Kein Platz für stille Genießer
Es ist verständlich, dass sich viele über den Lärm aufregen, wenn in Gondeln ununterbrochen in einer Lautstärke massenhandyfoniert wird, als stünde der Weltuntergang unmittelbar bevor. Überraschend ist aber der Umstand, dass diese Lärmempfindlichkeit bei den meisten „Opfern“scheinbar plötzlich wie weggeblasen ist, wenn sich die Gondeltüre öffnet und sie sich ins Skiparadies stürzen.
Denn draußen geht die akustische Umweltverschmutzung ja meistens ohne Unterbrechung weiter. Von der Skihütte neben der Liftstation tönt ein deutscher Schlager in einer Lautstärke, dass man den Bass förmlich im Pulverschnee sehen kann, und hat man den Sessellift, auf dessen Stützen ebenfalls Lautsprecher montiert sind, die die Hits der 80er und 90er ins Gebirge blasen, hinter sich gelassen und schwingt endlich über die scheinbar rettende Kuppe, gerät man in die brachialvolkstümliche Schallzone der nächsten Germknödel-Terrasse. Mein absolutes diesbezügliches Highlight im heurigen Winter war ein mit den üblichen KunstharzPlastiken von Comicfiguren bestückter Übungshügel für Kinder, der – und das ist kein Witz! – um halb zehn Uhr vormittags mit stampfender Technomusik beschallt wurde. Will man den wehrlosen Kleinen damit schon im Vorschulalter den Stumpfsinn in die Gehörgänge hämmern?

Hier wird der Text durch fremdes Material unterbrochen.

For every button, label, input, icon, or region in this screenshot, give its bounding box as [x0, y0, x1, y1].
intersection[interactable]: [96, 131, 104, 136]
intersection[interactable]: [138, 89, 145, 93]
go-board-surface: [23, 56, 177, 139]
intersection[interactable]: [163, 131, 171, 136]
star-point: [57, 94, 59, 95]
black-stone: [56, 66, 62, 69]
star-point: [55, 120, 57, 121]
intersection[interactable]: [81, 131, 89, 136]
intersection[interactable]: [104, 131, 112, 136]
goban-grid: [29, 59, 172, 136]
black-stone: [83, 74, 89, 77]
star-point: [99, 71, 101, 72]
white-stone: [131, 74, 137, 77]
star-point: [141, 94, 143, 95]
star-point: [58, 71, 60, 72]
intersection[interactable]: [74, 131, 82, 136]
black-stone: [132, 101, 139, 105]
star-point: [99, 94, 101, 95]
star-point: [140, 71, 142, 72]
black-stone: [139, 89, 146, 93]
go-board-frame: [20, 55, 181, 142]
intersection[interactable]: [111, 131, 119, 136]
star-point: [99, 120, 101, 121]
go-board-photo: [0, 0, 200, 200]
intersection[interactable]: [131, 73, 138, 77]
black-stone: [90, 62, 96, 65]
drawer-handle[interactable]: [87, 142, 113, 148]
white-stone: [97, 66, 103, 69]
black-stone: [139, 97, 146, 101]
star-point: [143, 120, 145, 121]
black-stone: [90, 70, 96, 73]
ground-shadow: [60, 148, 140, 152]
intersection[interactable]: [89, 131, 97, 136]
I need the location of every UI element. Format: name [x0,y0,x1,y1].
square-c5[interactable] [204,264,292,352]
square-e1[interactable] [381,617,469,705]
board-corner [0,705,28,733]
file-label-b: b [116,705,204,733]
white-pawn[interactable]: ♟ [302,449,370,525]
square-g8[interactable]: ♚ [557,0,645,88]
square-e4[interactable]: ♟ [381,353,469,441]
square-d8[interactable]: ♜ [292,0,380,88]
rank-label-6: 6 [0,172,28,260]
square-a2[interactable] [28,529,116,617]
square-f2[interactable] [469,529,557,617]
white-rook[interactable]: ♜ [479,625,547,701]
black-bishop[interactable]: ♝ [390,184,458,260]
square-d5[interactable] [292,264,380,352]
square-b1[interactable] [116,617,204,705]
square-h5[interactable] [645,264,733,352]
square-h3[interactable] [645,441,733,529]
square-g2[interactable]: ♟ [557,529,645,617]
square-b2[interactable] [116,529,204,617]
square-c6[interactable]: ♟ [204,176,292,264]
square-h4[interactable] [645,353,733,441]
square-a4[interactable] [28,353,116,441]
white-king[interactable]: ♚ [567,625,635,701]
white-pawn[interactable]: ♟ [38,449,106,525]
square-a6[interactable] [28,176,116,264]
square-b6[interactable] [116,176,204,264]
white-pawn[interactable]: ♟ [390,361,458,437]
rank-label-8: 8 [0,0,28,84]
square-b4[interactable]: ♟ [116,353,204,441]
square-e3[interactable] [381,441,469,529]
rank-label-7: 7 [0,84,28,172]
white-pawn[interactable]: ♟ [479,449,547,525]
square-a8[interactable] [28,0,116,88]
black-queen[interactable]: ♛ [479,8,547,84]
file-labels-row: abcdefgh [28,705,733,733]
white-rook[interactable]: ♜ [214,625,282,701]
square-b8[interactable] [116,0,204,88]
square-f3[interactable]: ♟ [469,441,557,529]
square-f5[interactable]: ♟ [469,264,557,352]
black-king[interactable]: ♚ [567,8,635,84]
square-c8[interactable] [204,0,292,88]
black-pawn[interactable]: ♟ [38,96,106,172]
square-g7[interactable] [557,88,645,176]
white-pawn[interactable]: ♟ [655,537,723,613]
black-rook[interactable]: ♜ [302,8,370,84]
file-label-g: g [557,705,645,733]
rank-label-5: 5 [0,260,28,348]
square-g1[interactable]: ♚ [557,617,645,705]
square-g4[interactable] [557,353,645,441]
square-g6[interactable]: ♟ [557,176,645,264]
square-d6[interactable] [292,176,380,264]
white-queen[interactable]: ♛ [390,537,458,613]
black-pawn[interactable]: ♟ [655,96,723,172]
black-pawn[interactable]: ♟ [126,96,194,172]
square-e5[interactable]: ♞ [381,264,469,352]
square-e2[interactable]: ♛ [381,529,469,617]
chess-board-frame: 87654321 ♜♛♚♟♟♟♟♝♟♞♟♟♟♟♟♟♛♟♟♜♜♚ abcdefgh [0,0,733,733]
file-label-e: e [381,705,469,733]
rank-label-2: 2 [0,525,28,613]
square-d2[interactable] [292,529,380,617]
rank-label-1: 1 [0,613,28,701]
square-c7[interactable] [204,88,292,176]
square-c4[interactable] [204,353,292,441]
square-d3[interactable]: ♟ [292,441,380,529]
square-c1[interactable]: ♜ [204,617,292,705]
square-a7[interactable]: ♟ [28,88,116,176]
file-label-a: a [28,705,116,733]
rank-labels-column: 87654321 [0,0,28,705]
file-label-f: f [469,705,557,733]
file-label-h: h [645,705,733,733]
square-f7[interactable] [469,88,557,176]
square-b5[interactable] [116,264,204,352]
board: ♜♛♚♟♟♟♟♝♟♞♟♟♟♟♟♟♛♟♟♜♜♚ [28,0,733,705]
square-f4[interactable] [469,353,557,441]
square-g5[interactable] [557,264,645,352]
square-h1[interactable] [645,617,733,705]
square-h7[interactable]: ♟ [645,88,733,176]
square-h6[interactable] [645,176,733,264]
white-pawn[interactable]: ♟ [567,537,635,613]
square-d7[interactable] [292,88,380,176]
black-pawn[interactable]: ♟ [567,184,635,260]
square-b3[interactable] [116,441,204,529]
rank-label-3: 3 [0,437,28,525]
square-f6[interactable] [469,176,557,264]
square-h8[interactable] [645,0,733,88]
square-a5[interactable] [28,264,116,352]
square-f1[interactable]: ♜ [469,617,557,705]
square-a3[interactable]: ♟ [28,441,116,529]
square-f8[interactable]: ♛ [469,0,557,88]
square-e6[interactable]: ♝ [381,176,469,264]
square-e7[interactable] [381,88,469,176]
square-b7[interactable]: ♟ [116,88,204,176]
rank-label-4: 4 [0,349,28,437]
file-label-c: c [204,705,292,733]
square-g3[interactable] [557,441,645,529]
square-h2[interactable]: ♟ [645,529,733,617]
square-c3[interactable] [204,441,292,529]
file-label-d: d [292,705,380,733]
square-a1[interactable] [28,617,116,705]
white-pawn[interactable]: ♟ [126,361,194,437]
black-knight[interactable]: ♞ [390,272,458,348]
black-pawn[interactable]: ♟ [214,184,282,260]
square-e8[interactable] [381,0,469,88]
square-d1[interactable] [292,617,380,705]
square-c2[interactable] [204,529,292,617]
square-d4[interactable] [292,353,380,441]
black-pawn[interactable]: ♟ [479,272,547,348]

Diese sinnlose Dauerbelärmung der (im weitesten Sinne) Natur ist Unkultur in Reinform und einer der Gründe, wieso ich fast ganz auf Schneeschuhwandern und leichte Skitouren umgestiegen bin – und so wie es aussieht, bin ich da bei Weitem nicht der Einzige. Beschallungsfreie Skigebiete oder zumindest akustisch erträgliche Teilreservate für stille Genießer wären so gesehen vielleicht überlegenswerte Marktnischen.